Schwierige Entscheidungen

Viele der Entscheide während seiner Amtszeit seien unter grossem Druck und hoher Unsicherheit getroffen worden und seien schwierig gewesen. «Man kann sich seine Zeit nicht aussuchen, sondern muss mit den Gegebenheiten umgehen.» Gefragt, ob er eine Entscheidung aus seiner Amtszeit bedauert, sagte er: «Ich bereue nichts!»

Umso wichtiger sei es, dass die SNB auch weiter ihre Unabhängigkeit behält. Dafür sieht Jordan auch eine klare Unterstützung in der Politik, Wirtschaft und der Bevölkerung. «Die ordnungspolitischen Grundsätze sind die Grundlage für den wirtschaftlichen Erfolg und den Wohlstand der Schweiz.»

Intelligent formuliertes Mandat

«Die SNB hat ein enges aber sehr intelligent formuliertes Mandat», betonte Jordan. Man sollte nicht damit experimentieren ihr Aufgaben zuzuweisen, für die sie nicht geeignet sei.

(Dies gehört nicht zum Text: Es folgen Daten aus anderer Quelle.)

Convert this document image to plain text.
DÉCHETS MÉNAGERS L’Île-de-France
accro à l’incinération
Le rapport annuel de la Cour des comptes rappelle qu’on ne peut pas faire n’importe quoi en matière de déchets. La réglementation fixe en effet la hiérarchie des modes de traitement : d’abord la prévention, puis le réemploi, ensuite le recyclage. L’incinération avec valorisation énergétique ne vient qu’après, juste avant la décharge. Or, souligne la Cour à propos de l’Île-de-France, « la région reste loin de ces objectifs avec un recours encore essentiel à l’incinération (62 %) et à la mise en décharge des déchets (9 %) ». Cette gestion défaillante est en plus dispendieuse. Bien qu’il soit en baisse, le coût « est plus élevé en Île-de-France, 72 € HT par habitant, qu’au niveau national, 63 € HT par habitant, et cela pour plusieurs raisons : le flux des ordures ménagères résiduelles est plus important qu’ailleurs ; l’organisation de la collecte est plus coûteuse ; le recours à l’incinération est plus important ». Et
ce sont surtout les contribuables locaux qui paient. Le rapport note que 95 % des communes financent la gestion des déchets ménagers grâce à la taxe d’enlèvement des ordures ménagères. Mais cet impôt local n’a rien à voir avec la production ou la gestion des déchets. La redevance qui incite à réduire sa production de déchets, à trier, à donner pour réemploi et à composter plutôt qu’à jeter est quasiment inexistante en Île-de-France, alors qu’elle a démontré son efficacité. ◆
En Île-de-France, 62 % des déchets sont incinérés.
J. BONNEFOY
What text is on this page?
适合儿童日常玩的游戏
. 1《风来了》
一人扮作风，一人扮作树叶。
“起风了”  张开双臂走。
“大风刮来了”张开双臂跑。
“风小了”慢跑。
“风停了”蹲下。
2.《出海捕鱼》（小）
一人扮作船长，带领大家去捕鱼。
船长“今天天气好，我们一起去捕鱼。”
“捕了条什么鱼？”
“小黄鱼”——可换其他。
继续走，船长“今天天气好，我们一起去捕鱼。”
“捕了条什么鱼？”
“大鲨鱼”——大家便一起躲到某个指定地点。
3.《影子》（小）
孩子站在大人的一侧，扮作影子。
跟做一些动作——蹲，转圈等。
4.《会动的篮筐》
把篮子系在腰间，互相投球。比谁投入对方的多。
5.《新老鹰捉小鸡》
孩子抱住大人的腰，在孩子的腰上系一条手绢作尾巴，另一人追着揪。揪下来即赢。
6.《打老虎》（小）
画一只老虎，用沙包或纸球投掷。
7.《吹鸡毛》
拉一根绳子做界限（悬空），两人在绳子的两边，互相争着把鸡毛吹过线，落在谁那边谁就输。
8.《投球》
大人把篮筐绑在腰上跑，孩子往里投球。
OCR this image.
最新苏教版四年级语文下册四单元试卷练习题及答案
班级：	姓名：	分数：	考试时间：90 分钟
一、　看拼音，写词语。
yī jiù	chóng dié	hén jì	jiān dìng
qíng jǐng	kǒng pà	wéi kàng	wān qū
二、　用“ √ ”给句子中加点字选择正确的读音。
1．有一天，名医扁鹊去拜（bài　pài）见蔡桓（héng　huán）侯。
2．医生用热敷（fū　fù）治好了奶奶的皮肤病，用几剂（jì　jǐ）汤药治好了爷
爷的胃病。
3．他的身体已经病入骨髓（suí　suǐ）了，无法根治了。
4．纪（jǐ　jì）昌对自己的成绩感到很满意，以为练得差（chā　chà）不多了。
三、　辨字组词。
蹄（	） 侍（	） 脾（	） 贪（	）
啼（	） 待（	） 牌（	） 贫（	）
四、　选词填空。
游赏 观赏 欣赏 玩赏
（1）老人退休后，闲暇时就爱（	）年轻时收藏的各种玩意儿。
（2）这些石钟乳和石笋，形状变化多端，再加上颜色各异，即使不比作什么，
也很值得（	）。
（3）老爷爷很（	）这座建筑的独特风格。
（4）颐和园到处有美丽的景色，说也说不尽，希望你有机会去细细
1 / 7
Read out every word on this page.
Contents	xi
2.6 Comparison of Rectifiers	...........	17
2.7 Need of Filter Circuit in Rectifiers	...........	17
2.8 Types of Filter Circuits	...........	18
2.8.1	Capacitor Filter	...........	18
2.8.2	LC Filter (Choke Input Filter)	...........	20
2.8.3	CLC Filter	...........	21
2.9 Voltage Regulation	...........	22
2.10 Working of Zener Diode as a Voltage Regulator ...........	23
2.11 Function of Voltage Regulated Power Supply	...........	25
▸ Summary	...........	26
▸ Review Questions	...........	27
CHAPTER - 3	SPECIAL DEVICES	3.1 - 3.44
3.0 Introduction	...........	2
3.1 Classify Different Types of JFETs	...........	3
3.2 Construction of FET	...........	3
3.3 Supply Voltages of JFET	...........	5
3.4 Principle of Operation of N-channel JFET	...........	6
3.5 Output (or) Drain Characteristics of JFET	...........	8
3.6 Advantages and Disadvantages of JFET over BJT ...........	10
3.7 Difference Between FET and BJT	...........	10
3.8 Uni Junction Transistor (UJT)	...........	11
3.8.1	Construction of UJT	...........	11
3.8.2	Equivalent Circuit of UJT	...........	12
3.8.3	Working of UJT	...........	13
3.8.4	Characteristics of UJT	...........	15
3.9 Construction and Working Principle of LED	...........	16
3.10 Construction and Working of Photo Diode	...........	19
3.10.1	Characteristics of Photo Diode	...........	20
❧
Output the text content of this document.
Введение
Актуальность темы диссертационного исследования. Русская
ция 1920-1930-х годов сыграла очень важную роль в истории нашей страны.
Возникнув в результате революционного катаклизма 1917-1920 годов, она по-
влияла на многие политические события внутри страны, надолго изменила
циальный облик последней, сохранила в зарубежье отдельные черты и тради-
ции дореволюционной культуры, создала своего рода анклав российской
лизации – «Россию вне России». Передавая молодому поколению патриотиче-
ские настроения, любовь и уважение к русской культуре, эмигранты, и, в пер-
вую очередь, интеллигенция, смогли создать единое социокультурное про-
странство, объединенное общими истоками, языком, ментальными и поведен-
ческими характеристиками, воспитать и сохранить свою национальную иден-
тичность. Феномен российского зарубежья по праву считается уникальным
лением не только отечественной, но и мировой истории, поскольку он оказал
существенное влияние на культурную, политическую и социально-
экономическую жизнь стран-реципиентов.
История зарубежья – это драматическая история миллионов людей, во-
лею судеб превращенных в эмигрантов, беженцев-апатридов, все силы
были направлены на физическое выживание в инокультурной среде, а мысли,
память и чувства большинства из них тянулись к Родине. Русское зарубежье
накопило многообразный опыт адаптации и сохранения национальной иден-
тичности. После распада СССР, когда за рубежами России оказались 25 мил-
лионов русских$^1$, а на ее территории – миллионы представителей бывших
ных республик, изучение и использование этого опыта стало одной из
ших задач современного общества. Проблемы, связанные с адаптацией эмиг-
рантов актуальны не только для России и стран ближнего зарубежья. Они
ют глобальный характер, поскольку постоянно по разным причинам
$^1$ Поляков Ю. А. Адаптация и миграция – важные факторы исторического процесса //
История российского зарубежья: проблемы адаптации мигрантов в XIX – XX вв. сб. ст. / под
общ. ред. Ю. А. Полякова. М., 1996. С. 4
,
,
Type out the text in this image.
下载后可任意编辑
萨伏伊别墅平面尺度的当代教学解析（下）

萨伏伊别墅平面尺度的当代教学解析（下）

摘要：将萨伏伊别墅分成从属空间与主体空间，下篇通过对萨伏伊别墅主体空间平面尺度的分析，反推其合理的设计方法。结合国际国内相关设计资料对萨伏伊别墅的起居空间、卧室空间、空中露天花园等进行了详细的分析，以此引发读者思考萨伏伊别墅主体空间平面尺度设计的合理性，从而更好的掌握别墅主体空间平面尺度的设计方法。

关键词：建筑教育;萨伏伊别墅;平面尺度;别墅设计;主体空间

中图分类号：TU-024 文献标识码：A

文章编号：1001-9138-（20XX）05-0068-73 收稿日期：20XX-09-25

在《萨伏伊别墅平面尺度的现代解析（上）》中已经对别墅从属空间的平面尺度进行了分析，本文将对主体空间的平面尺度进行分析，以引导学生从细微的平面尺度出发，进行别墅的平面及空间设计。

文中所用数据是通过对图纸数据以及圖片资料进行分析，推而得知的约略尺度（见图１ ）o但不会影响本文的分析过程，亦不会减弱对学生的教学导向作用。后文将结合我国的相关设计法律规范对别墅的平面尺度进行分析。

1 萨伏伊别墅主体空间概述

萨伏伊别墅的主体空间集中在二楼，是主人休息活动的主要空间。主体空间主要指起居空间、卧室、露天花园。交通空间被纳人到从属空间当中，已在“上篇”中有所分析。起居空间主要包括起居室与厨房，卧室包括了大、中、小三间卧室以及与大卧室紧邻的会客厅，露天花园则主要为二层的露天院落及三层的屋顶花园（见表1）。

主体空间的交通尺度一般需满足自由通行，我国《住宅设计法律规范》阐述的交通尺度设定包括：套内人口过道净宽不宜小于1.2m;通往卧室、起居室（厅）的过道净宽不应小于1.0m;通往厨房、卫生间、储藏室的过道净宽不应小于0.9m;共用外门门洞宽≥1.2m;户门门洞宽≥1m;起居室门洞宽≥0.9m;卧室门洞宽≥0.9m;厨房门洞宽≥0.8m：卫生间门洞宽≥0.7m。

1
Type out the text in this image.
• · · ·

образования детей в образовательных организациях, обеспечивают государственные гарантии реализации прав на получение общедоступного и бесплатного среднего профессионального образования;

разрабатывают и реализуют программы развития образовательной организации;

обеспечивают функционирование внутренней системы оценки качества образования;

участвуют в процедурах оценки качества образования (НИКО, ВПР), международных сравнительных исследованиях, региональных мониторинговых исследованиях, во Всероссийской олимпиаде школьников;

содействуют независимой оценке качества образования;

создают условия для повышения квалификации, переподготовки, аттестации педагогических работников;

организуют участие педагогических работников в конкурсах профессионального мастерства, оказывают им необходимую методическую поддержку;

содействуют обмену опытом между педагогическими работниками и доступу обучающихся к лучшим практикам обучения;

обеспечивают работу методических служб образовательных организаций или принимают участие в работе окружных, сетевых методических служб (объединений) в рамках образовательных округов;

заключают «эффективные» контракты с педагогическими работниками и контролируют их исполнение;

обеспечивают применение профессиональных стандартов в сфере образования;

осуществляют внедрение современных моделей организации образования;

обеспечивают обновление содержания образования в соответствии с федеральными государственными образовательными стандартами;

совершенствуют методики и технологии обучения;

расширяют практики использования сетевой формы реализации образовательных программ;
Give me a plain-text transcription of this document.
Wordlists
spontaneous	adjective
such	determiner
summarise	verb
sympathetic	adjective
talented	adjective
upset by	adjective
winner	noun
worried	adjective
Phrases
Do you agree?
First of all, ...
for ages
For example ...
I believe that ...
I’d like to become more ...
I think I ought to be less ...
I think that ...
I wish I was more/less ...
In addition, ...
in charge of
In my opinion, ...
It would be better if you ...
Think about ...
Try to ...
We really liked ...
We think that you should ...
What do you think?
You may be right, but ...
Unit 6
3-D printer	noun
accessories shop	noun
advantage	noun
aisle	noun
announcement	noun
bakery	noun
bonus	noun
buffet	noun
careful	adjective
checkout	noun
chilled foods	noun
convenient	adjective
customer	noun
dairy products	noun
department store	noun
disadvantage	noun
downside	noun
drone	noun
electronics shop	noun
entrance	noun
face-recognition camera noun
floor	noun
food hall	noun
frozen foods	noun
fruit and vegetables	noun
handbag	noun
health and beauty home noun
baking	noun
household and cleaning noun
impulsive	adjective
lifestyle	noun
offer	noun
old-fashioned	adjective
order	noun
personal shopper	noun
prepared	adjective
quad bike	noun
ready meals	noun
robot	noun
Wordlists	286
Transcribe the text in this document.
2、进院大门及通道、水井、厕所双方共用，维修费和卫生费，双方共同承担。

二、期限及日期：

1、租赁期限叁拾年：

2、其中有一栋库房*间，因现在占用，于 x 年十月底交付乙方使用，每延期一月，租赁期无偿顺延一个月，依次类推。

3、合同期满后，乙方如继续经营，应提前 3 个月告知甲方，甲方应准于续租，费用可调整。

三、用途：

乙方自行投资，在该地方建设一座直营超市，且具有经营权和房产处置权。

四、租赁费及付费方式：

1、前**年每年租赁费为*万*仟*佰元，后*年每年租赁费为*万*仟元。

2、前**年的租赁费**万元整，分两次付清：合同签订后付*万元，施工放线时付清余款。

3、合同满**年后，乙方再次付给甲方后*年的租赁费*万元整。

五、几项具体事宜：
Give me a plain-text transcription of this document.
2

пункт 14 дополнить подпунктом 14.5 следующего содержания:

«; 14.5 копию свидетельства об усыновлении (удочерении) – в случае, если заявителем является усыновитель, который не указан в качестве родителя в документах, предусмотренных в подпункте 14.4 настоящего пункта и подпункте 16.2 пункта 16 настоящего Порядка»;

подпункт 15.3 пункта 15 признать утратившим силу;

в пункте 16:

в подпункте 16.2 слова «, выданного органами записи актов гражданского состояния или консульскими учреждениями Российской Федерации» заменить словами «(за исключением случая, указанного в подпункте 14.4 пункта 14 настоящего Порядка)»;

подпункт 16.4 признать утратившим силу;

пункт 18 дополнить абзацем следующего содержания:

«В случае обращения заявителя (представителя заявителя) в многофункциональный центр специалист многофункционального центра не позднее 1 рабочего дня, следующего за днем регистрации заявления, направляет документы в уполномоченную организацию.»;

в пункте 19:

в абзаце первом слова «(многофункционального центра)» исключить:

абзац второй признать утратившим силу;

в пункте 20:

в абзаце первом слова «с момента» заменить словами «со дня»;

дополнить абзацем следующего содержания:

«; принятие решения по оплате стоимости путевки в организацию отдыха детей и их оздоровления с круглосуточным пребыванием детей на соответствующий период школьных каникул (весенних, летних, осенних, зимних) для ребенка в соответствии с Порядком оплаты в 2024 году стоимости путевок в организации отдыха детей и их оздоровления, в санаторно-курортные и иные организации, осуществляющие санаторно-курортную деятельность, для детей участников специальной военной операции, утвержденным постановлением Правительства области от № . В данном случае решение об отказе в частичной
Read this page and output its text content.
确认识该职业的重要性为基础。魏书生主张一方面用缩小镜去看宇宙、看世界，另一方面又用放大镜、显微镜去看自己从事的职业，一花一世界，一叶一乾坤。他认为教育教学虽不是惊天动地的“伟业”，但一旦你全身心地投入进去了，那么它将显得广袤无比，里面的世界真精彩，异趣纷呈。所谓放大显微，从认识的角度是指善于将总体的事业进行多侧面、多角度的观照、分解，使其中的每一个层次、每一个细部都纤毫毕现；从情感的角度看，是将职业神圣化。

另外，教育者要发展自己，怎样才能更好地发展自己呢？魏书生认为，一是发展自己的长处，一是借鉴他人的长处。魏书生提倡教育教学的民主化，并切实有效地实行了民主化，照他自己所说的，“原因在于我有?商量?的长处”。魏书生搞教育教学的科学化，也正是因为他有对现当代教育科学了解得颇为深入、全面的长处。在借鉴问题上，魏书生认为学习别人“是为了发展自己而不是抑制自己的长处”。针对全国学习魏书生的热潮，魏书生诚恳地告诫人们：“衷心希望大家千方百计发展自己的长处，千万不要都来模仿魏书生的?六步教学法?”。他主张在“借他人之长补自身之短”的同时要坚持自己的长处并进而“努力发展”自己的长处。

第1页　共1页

So hätten etwa Forderungen während der CS-Krise nach einem «Whatever it takes»-Moment oder Rufe nach einer Verstaatlichung die Kompetenz der Notenbank deutlich überschritten. «Da wurden Wünsche an die SNB herangetragen, die nicht zu ihren Aufgaben zählen.»

Zuerst Cooling-off-Periode abwarten

Pläne für die Zeit nach seinem Rücktritt hat Jordan noch nicht. «Bis Ende September werde ich noch voll für die SNB eintreten.» Nach seinem Ausscheiden muss Jordan eine «Cooling-off-Periode» von sechs Monaten einhalten, bei systemrelevanten Banken von zwölf Monaten.